Visitors are taken on a journey through the history of Armenia, starting from the Stone Age to the realm of King Tiridates III (AD 287-330), who made Christianity the state religion. Many of the objects on display – including gold and silver ornaments, weapons, and pottery – are shown in the Netherlands for the first time.
Noah’s Ark relic is one of the main pieces of the exhibition. According to the Drents Museum, Saint Jacob of Nibisi supposedly found the piece of wood at the foot of Mount Ararat in the 4th century AD. The precious fragment is usually kept in the oldest cathedral in the world, Etchmiadzin Cathedral in Armenia.
In front of the Museum, visitors can admire a model of the Ark, ten meters long, four meters wide, and four meters high, reported RTV Drenthe. It was reconstructed by Roden company Next Builders, and designed by the late designer Sergio Jove Rodriguez and architect Koen van Uden of Nex Lab.

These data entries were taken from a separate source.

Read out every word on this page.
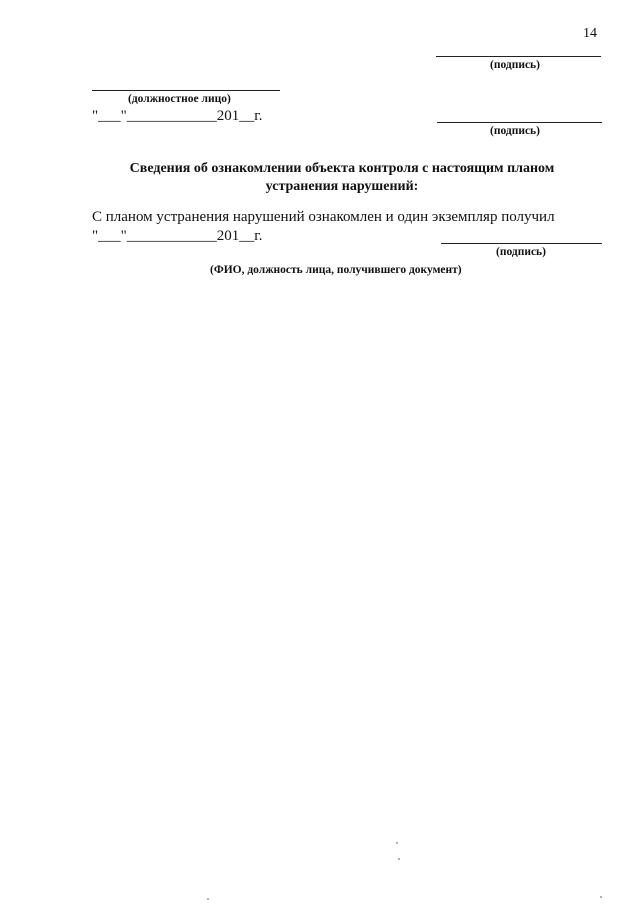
14
(подпись)
(должностное лицо)
"___"____________201__г.
(подпись)
Сведения об ознакомлении объекта контроля с настоящим планом
устранения нарушений:
С планом устранения нарушений ознакомлен и один экземпляр получил
"___"____________201__г.
(подпись)
(ФИО, должность лица, получившего документ)
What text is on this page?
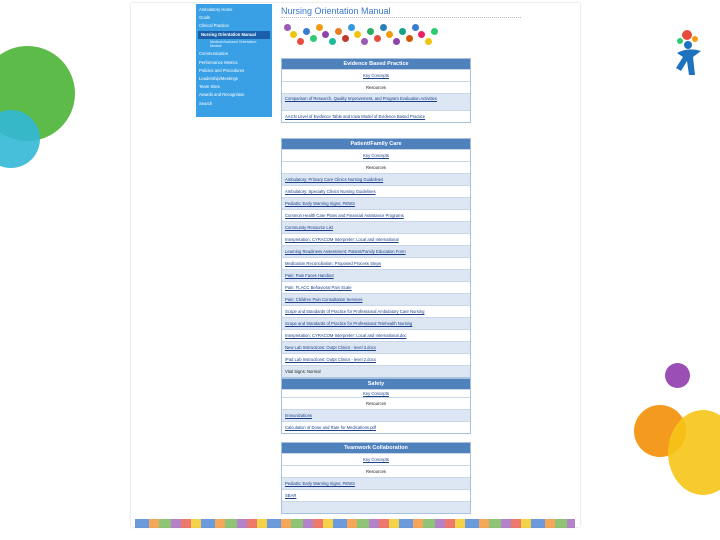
Ambulatory Home
Goals
Clinical Practice
Nursing Orientation Manual
Medical Assistant Orientation Module
Communication
Performance Metrics
Policies and Procedures
Leadership/Meetings
Team Sites
Awards and Recognition
Search
Nursing Orientation Manual
Evidence Based Practice
Key Concepts
Resources
Comparison of Research, Quality Improvement, and Program Evaluation Activities
AACN Level of Evidence Table and Iowa Model of Evidence Based Practice
Patient/Family Care
Key Concepts
Resources
Ambulatory: Primary Care Clinics Nursing Guidelines
Ambulatory: Specialty Clinics Nursing Guidelines
Pediatric Early Warning Signs: PEWS
Common Health Care Plans and Financial Assistance Programs
Community Resource List
Interpretation: CYRACOM Interpreter: Local and International
Learning Readiness Assessment: Patient/Family Education Form
Medication Reconciliation: Proposed Process Steps
Pain: Pain Faces Handout
Pain: FLACC Behavioral Pain Scale
Pain: Children Pain Consultation Services
Scope and Standards of Practice for Professional Ambulatory Care Nursing
Scope and Standards of Practice for Professional Telehealth Nursing
Interpretation: CYRACOM Interpreter: Local and International.doc
New Lab Instructions: Outpt Clinics - level 3.docx
iPad Lab Instructions: Outpt Clinics - level 2.docx
Vital Signs: Normal
Safety
Key Concepts
Resources
Immunizations
Calculation of Dose and Rate for Medications.pdf
Teamwork Collaboration
Key Concepts
Resources
Pediatric Early Warning Signs: PEWS
SBAR
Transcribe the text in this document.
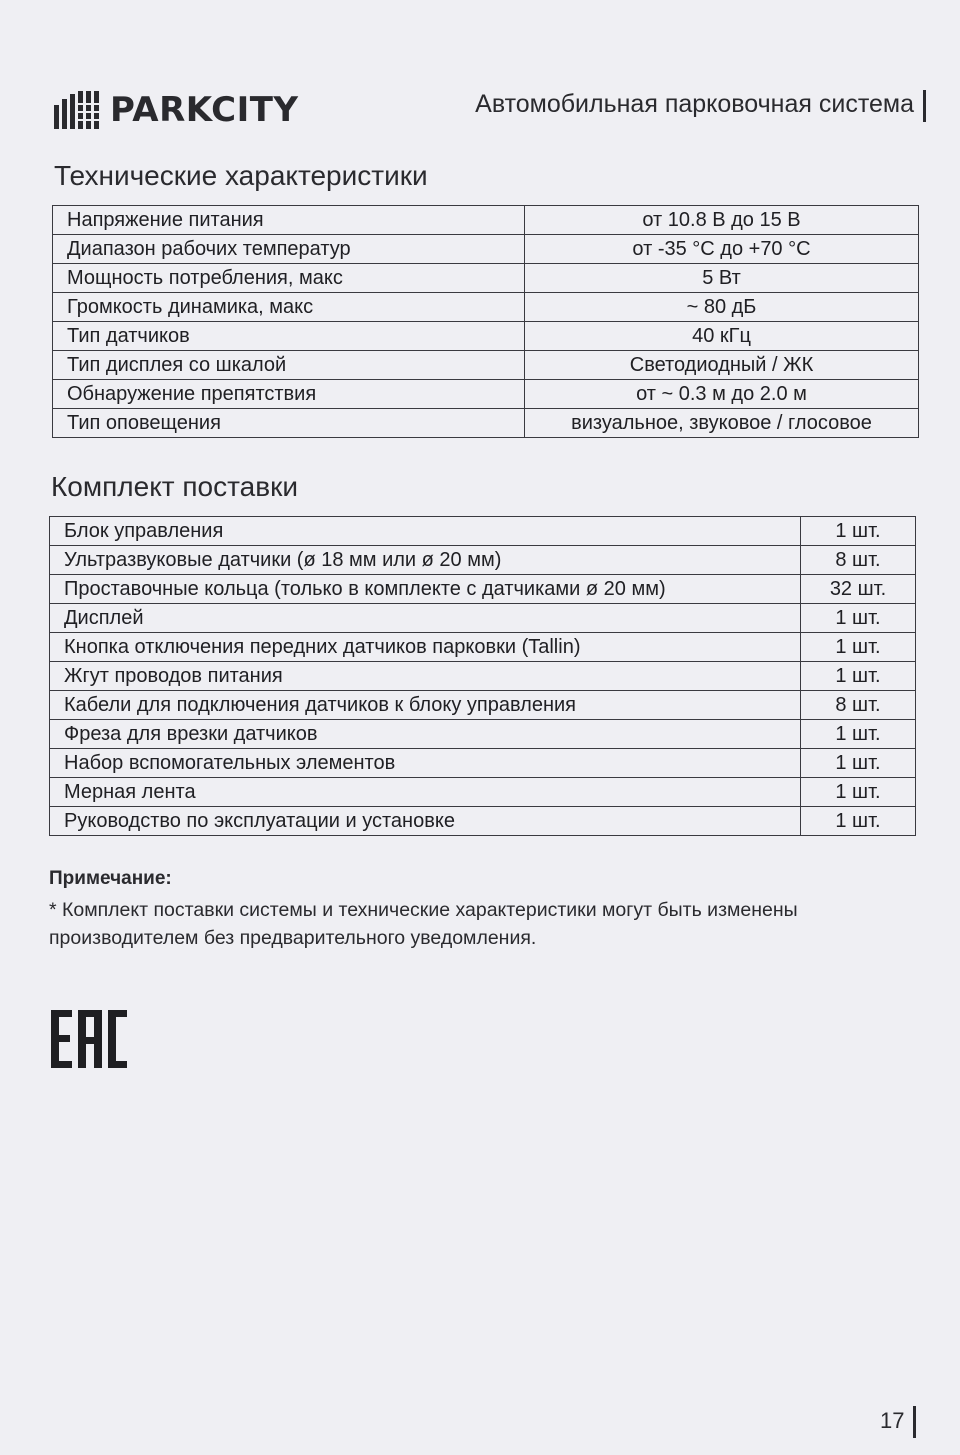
PARKCITY	Автомобильная парковочная система
Технические характеристики
Напряжение питания	от 10.8 В до 15 В
Диапазон рабочих температур	от -35 °С до +70 °С
Мощность потребления, макс	5 Вт
Громкость динамика, макс	~ 80 дБ
Тип датчиков	40 кГц
Тип дисплея со шкалой	Светодиодный / ЖК
Обнаружение препятствия	от ~ 0.3 м до 2.0 м
Тип оповещения	визуальное, звуковое / глосовое
Комплект поставки
Блок управления	1 шт.
Ультразвуковые датчики (ø 18 мм или ø 20 мм)	8 шт.
Проставочные кольца (только в комплекте с датчиками ø 20 мм)	32 шт.
Дисплей	1 шт.
Кнопка отключения передних датчиков парковки (Tallin)	1 шт.
Жгут проводов питания	1 шт.
Кабели для подключения датчиков к блоку управления	8 шт.
Фреза для врезки датчиков	1 шт.
Набор вспомогательных элементов	1 шт.
Мерная лента	1 шт.
Руководство по эксплуатации и установке	1 шт.
Примечание:
* Комплект поставки системы и технические характеристики могут быть изменены производителем без предварительного уведомления.
17
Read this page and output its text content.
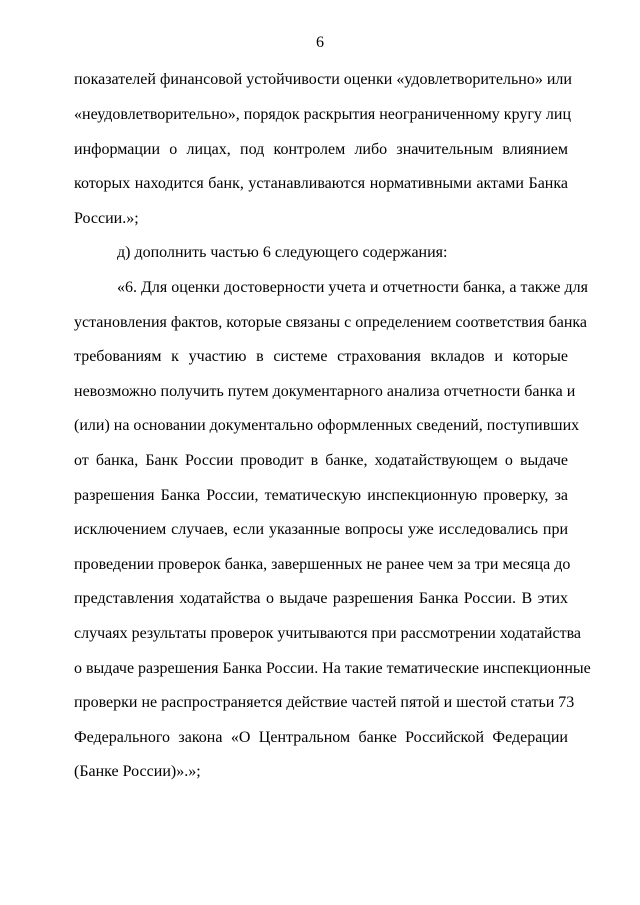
6
показателей финансовой устойчивости оценки «удовлетворительно» или
«неудовлетворительно», порядок раскрытия неограниченному кругу лиц
информации о лицах, под контролем либо значительным влиянием
которых находится банк, устанавливаются нормативными актами Банка
России.»;
д) дополнить частью 6 следующего содержания:
«6. Для оценки достоверности учета и отчетности банка, а также для
установления фактов, которые связаны с определением соответствия банка
требованиям к участию в системе страхования вкладов и которые
невозможно получить путем документарного анализа отчетности банка и
(или) на основании документально оформленных сведений, поступивших
от банка, Банк России проводит в банке, ходатайствующем о выдаче
разрешения Банка России, тематическую инспекционную проверку, за
исключением случаев, если указанные вопросы уже исследовались при
проведении проверок банка, завершенных не ранее чем за три месяца до
представления ходатайства о выдаче разрешения Банка России. В этих
случаях результаты проверок учитываются при рассмотрении ходатайства
о выдаче разрешения Банка России. На такие тематические инспекционные
проверки не распространяется действие частей пятой и шестой статьи 73
Федерального закона «О Центральном банке Российской Федерации
(Банке России)».»;
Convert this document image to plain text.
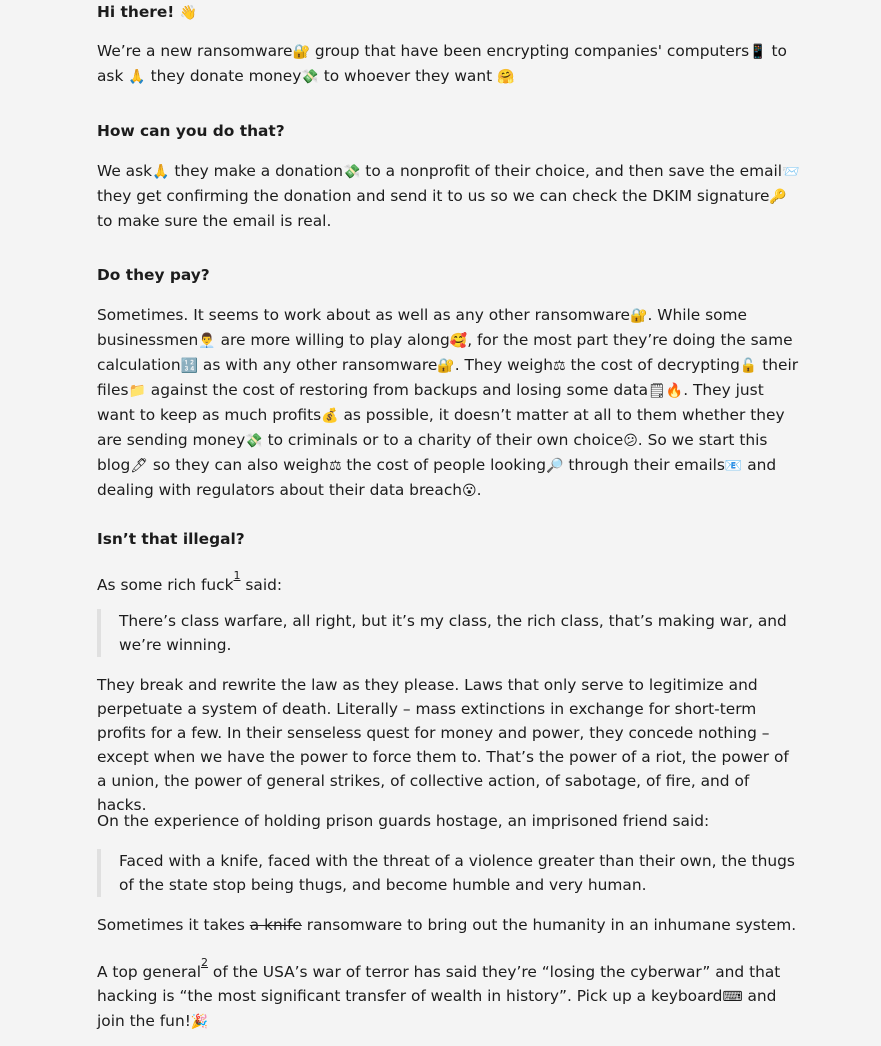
Hi there! 👋

We’re a new ransomware🔐 group that have been encrypting companies' computers📱 to ask 🙏 they donate money💸 to whoever they want 🤗

How can you do that?

We ask🙏 they make a donation💸 to a nonprofit of their choice, and then save the email📨 they get confirming the donation and send it to us so we can check the DKIM signature🔑 to make sure the email is real.

Do they pay?

Sometimes. It seems to work about as well as any other ransomware🔐. While some businessmen👨‍💼 are more willing to play along🥰, for the most part they’re doing the same calculation🔢 as with any other ransomware🔐. They weigh⚖ the cost of decrypting🔓 their files📁 against the cost of restoring from backups and losing some data🗒🔥. They just want to keep as much profits💰 as possible, it doesn’t matter at all to them whether they are sending money💸 to criminals or to a charity of their own choice😕. So we start this blog🖊 so they can also weigh⚖ the cost of people looking🔎 through their emails📧 and dealing with regulators about their data breach😮.

Isn’t that illegal?

As some rich fuck$^1$ said:

There’s class warfare, all right, but it’s my class, the rich class, that’s making war, and we’re winning.

They break and rewrite the law as they please. Laws that only serve to legitimize and perpetuate a system of death. Literally – mass extinctions in exchange for short-term profits for a few. In their senseless quest for money and power, they concede nothing – except when we have the power to force them to. That’s the power of a riot, the power of a union, the power of general strikes, of collective action, of sabotage, of fire, and of hacks.

On the experience of holding prison guards hostage, an imprisoned friend said:

Faced with a knife, faced with the threat of a violence greater than their own, the thugs of the state stop being thugs, and become humble and very human.

Sometimes it takes a knife ransomware to bring out the humanity in an inhumane system.

A top general$^2$ of the USA’s war of terror has said they’re “losing the cyberwar” and that hacking is “the most significant transfer of wealth in history”. Pick up a keyboard⌨ and join the fun!🎉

Speaking on the Radio Drenthe program Cassata, museum director Harry tupan said it is difficult to estimate how many visitors Under the spell of Mount Ararat will attract, but that he will be happy if 75,000 show up. The Frida Kahlo exhibit, which closed in April, was the Drents Museum’s most visited showcase ever, even despite the pandemic, with a total of 140,000 visitors.